Street Fight Radio began in June 2011. Previously identifying as apolitical, the hosts underwent a radicalization process during 2012. Through their discussions with each other, they gradually became to identify as anarchists. In addition to recording the weekly podcast, they began to do live shows. Street Fights Patreon was launched on October 13, 2014, but the show remained free.

A February 2016 episode of Street Fight served as the launching point for Chapo Trap House, when the latter show's future hosts met while reviewing the film 13 Hours: The Secret Soldiers of Benghazi. Chapos immediate success provided Street Fight with a boost as well. This allowed the hosts to turn the show in to their full-time jobs in 2016. The show went from 1100 to 5000 weekly listeners by 2017. In order to differentiate themselves from the many left-wing podcasts appearing, Street Fight adopted a narrow focus on real-life and working-class experiences. Seeing Chapos success with the Patreon bonus show format led to Street Fight adopting the paywalled third show for $1.

Around August 2022, the hosts parted ways and continue to create podcasts independent of each other.

==Collaborations==
Their close connection with Chapo Trap House has meant the two podcasts have frequently worked together live. The first such "Chapo Trap House X Street Fight Radio Live Show" was recorded in Philadelphia during the 2016 Democratic National Convention. The two podcasts put on multiple joint shows in the spring of 2017, including performances in Washington, D.C. coinciding with the DisruptJ20 protests. They also appeared together during Chapo's tour in support of their book release in October 2018.

The podcast's 2017 "Flat Earth Tour" was arranged in part with support from members of the Democratic Socialists of America (DSA), Louisville Socialists, and Socialist Alternative (SA). A live show during the podcast's 2018 "Middlewest Tour" was held alongside an Incarcerated Workers Organizing Committee fundraising cook-off. In December of the same year, Street Fight held a fundraiser show in conjunction with the Pittsburgh DSA Socialist Feminist Committee in support of the abortion fund Western PA Fund For Choice.

One of the hosts' stated goals of the podcast has been to bring together like-minded people in parts of America who are outside of its major urban centers, and to help create a support system and audience for other leftist content producers in those areas. In July 2019, under the collective name of "The Hellfire Congregation of Radical Egalitarianism," Street Fight went on a tour of the Southern United States with the podcasts District Sentinel Radio and Trillbilly Workers Party, which included a visit to the 2019 DSA Convention in Atlanta.
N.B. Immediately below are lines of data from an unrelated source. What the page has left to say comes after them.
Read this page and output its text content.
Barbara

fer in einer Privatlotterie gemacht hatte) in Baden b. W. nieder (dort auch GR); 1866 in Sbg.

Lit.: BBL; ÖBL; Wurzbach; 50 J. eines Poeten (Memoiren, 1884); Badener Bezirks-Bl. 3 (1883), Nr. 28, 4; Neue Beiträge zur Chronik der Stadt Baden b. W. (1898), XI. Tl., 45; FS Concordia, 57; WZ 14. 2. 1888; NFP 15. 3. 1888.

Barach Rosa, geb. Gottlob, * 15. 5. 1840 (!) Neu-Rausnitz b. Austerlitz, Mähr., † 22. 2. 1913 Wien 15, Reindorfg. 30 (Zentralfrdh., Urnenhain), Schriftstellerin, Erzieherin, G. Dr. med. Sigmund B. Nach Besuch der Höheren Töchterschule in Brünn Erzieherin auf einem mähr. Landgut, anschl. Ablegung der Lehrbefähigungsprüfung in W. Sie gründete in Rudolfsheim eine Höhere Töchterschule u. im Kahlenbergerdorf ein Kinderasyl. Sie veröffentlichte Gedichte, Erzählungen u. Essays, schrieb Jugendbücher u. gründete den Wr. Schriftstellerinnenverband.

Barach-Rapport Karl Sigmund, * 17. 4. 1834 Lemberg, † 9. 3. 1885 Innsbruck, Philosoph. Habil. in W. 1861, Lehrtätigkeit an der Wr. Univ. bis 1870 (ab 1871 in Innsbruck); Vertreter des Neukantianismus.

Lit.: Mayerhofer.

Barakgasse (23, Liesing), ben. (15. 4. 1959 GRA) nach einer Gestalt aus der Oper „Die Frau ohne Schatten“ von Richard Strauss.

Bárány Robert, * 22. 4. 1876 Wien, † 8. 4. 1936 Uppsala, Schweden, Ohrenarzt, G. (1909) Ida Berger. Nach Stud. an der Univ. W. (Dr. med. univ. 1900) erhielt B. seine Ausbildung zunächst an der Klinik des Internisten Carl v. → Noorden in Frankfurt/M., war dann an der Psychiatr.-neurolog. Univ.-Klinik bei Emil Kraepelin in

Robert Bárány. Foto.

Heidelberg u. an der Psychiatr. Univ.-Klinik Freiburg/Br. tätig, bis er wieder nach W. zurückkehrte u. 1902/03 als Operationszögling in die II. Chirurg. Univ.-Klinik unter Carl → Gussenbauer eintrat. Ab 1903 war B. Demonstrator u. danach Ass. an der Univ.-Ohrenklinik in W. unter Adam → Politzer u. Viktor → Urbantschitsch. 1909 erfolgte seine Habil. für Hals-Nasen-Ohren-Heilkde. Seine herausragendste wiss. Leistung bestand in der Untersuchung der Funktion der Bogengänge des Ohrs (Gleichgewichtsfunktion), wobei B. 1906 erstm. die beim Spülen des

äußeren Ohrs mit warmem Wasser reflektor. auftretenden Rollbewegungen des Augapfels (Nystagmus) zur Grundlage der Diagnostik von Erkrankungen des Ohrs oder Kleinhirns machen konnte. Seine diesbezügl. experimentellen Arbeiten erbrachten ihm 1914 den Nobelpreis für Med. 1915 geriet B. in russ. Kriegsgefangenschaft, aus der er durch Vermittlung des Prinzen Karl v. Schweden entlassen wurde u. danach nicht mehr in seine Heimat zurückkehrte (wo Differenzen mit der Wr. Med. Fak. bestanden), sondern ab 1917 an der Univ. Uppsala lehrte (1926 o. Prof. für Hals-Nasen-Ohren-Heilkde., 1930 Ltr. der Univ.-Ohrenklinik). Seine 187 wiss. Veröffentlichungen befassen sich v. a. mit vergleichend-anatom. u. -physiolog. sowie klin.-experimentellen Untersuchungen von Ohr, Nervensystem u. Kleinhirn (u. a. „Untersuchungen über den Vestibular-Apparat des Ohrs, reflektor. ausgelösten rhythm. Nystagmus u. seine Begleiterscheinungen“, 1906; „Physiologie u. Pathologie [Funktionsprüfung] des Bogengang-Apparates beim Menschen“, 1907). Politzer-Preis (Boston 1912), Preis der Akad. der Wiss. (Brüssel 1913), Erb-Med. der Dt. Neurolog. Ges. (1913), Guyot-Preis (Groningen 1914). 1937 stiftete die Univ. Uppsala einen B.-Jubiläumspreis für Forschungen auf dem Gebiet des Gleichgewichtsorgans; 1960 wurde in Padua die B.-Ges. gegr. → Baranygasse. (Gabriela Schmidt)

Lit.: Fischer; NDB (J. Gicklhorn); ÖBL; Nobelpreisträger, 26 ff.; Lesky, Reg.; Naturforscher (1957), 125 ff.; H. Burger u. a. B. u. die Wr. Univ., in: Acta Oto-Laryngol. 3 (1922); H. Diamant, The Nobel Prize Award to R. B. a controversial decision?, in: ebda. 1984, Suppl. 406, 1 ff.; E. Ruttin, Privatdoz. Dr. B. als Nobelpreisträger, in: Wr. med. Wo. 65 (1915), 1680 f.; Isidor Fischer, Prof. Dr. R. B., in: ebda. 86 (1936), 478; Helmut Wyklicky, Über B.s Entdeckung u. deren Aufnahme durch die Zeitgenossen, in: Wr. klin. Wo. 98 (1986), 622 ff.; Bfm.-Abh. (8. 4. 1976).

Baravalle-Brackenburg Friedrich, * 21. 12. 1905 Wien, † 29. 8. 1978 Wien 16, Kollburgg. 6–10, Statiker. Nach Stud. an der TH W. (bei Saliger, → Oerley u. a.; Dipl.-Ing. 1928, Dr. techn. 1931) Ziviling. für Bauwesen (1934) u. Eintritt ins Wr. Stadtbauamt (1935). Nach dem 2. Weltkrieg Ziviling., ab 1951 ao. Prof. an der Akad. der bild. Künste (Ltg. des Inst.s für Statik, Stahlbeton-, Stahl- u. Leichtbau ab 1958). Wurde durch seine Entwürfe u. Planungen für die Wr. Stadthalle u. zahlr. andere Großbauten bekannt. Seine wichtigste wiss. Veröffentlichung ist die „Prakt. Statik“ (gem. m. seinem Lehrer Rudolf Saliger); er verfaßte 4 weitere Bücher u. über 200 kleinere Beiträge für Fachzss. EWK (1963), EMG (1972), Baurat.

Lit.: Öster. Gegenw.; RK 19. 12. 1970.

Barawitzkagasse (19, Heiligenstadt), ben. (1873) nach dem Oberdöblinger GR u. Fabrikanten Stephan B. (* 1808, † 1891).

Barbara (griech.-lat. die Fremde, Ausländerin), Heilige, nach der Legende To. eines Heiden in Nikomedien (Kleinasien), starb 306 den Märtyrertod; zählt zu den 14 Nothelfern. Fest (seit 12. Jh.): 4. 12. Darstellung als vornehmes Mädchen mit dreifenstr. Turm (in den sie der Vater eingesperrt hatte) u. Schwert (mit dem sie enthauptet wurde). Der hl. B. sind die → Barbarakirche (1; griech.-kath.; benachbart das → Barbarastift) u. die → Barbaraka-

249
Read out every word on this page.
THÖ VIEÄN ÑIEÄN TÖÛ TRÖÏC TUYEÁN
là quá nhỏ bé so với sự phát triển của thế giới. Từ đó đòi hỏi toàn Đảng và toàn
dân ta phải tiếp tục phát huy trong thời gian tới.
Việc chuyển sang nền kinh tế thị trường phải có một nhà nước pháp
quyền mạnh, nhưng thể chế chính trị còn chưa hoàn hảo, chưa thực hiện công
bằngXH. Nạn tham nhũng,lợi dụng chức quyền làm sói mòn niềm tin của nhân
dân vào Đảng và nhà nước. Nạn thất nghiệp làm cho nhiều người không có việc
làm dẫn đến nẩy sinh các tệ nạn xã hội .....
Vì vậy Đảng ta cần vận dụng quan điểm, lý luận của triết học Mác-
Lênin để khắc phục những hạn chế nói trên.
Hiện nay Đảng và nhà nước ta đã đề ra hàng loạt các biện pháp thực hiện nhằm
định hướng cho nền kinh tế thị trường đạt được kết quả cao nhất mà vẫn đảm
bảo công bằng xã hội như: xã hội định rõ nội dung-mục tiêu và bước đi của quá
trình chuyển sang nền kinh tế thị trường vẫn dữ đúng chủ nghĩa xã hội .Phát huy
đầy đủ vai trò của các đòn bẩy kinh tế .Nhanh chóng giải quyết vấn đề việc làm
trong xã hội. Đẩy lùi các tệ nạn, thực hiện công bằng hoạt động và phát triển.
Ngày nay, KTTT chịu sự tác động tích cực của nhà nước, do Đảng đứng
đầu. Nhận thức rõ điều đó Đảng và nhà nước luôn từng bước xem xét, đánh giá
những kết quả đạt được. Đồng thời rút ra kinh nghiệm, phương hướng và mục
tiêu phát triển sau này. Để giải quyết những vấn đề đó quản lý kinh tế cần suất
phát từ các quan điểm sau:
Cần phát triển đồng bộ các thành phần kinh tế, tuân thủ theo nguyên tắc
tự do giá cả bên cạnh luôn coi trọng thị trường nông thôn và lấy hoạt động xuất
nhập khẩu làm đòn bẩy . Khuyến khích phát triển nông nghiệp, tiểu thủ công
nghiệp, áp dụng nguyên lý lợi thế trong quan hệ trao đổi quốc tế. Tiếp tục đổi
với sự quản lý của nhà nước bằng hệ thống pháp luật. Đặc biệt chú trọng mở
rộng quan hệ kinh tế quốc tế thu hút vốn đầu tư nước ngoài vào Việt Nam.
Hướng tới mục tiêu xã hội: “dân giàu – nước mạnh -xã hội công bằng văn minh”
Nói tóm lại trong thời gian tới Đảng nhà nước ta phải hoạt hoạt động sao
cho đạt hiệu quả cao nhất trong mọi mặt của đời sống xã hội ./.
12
Street Fight has been cited as an inspiration for videographer Nick Hayes to transition from work on commercials, ultimately leading him to create the anti-capitalist video service Means TV. Hayes worked with the show to record live performances in 2017 and 2019. Once Means TV launched, Quinby and Payne provided some of the launch video content for the fledgling service in early 2019.

==Reception==
A 2016 feature in The A.V. Club, on the episode "Patriotic Motorcycle Heroes," described Street Fight as "frank and consistently hilarious." In February 2018, XFDR named Street Fight its podcast of the week, praising it as "a different kind of leftist podcast" in a market that was already "oversaturated."

As of August 2019, the show's Patreon was the 220th most popular overall, and 9th in its category (Adult Video). For the same month, Street Fight was ranked 416th in its category (News) by Apple Podcasts.